Солнце уже поднялось над вершинами деревьев, и пора было выдвигаться в путь. Чоу решили оставить, потому что Хизаши наотрез отказался снова ехать за спиной Кенты, а лишней лошади в деревне не нашлось. Да, Кенте не привыкать, он уже проходил этот путь пешком, пройдет и еще раз. Только теперь их цель – управление Дзисин, которое должно находиться меньше чем в двух днях пути отсюда. Там они поспрашивают насчёт загадочной или загадочного Сотомичи и отправят весточку в школу, если придется задержаться. Кента готов был к последствиям, если ему велят вернуться, а он не подчинится, но Мацумото он об этом пока не говорил. Школа обрела для Кенты важность, как только перестала быть местом и стала людьми, но семья превыше всего, и без отца Кента ни домой, ни в Дзисин не вернется.
– Не очень-то у тебя дружелюбные соседи, – не выдержал Хизаши, едва они вышли за ворота деревни. – Кажется, ты им не нравишься.
Кента пожал плечами.
– У них есть право любить или не любить меня. Но нет права осуждать.
– Такой Куматани Кента гораздо лучше, – похвалил Хизаши. – Давно бы уже перестал взваливать на себя вину за все беды мира.
– Я должен поблагодарить тебя. – Кента остановился и повернулся к Хизаши. – Ты снова во всем был прав, и лишь я не желал замечать очевидного. Я очень хочу стать достойным человеком в твоих глазах, если позволишь и дальше быть рядом.
Мацумото медленно моргнул. Они стояли в тени деревьев, откуда ещё была видна Цукикава, но уже казалась лишь неровным темным силуэтом на фоне прозрачно голубого неба. В прикосновениях ветра угадывалась осенняя свежесть, но милостивая богиня Аматэрасу, жалея людей, продолжала дарить по-летнему яркие солнечные лучи.

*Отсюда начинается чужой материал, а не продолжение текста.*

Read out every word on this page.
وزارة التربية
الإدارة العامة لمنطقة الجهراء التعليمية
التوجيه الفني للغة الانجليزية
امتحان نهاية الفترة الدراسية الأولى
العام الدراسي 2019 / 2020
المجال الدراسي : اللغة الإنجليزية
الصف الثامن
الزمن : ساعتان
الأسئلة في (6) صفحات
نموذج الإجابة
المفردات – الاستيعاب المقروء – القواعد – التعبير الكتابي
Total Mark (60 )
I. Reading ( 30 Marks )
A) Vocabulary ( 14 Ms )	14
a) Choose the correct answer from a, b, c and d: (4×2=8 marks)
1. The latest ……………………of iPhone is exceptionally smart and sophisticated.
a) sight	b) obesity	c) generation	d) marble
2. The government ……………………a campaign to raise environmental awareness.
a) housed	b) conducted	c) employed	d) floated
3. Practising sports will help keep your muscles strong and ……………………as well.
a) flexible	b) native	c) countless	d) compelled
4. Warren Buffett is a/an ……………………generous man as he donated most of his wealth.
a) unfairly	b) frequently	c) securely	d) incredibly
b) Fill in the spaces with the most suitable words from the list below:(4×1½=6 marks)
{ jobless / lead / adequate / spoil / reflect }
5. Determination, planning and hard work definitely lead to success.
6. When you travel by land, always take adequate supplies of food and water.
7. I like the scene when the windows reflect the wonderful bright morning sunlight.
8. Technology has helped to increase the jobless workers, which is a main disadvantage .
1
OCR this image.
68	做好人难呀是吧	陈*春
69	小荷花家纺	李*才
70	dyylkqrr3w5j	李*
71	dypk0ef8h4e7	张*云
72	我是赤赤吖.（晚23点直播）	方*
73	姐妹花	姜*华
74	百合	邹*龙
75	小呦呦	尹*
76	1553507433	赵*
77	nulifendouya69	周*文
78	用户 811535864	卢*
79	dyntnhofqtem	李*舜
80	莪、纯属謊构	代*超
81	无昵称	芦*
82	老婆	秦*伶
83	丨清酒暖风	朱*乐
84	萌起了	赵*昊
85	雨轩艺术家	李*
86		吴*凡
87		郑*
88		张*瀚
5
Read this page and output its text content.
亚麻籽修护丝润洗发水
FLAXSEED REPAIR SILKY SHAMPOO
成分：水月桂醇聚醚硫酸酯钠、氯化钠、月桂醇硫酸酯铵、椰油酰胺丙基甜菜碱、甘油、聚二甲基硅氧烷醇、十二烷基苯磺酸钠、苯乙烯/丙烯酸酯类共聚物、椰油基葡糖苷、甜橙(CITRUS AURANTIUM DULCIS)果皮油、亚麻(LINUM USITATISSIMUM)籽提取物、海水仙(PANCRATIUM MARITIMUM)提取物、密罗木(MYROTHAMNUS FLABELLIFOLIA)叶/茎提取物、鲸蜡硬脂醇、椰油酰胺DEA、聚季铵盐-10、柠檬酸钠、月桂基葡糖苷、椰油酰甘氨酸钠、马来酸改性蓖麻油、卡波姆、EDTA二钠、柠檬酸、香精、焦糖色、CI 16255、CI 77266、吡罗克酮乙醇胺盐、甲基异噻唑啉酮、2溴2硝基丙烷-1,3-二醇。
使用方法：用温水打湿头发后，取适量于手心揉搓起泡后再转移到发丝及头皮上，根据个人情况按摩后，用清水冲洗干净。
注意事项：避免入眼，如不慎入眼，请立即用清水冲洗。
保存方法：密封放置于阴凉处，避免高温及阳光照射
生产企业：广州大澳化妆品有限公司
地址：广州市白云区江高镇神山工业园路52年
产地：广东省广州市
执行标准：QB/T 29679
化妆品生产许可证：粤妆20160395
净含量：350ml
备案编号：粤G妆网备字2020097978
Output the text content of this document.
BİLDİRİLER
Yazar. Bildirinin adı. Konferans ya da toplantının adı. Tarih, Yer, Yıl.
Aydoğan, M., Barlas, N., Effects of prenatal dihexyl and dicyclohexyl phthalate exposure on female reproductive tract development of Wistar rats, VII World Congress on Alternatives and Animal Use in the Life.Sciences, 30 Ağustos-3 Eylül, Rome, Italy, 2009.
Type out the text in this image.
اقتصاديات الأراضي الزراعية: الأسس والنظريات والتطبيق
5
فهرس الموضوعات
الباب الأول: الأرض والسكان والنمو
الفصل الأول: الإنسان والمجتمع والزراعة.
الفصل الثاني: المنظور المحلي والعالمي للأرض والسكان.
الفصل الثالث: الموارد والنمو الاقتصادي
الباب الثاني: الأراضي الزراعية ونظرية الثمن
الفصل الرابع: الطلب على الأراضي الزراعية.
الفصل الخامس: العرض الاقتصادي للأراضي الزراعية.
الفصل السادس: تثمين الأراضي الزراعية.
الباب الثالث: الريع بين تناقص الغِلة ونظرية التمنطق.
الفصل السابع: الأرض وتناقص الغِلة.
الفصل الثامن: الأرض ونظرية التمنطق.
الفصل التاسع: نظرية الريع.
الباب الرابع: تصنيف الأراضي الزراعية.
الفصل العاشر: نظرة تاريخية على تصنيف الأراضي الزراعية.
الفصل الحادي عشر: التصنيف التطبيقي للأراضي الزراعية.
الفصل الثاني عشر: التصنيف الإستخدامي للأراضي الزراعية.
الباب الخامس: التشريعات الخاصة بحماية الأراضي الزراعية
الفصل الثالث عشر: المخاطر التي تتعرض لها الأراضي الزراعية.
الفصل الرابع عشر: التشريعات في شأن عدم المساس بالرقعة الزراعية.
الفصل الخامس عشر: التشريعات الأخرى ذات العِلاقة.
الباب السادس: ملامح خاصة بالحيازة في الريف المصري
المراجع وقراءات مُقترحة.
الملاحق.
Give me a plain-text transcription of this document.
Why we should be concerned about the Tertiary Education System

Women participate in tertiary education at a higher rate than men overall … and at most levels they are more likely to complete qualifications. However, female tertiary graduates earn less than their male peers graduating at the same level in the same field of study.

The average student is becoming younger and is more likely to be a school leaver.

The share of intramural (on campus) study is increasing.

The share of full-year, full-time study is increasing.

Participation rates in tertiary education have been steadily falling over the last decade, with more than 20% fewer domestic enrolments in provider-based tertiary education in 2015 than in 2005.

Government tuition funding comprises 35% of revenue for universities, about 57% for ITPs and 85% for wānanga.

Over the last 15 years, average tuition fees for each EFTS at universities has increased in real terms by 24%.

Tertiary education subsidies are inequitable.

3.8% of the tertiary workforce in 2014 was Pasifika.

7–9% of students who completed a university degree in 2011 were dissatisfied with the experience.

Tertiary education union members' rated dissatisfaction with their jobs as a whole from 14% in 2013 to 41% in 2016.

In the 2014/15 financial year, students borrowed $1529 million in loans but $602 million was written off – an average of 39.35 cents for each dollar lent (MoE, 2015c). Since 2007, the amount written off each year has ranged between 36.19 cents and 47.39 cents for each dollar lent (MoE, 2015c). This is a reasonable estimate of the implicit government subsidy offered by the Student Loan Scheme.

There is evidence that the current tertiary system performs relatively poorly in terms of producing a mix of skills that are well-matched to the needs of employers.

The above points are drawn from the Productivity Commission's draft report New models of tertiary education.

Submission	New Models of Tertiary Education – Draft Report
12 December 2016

Кента смотрел на Хизаши не в ожидании ответа – выражение лица друга, пусть и мимолетное, уже им стало.
– Тебе больше заняться нечем? – наконец проворчал Мацумото, кутаясь в хаори. – Почему ты постоянно несешь какую-то чушь?
Он пошел дальше по дороге, быстро вырвавшись вперёд, однако Кенте было ясно, что его ворчание ничего не стоит, и на самом деле за щетинистым обликом скрывается добрая душа. Она ведь есть у всех, даже у хэби.
Кента догнал его и немного помолчал, присматриваясь к окрестностям.
– Сдается мне, придется снова пройти через древнее кладбище, – сказал он и поежился. Воспоминания о ночи, проведённой там, всё еще вызывала озноб. Ладонь легла на рукоять меча, и от него вверх по руке распространилось успокаивающее тепло. Има поддерживала хозяина, как умела.
– Древнее кладбище? – заинтересовался Хизаши.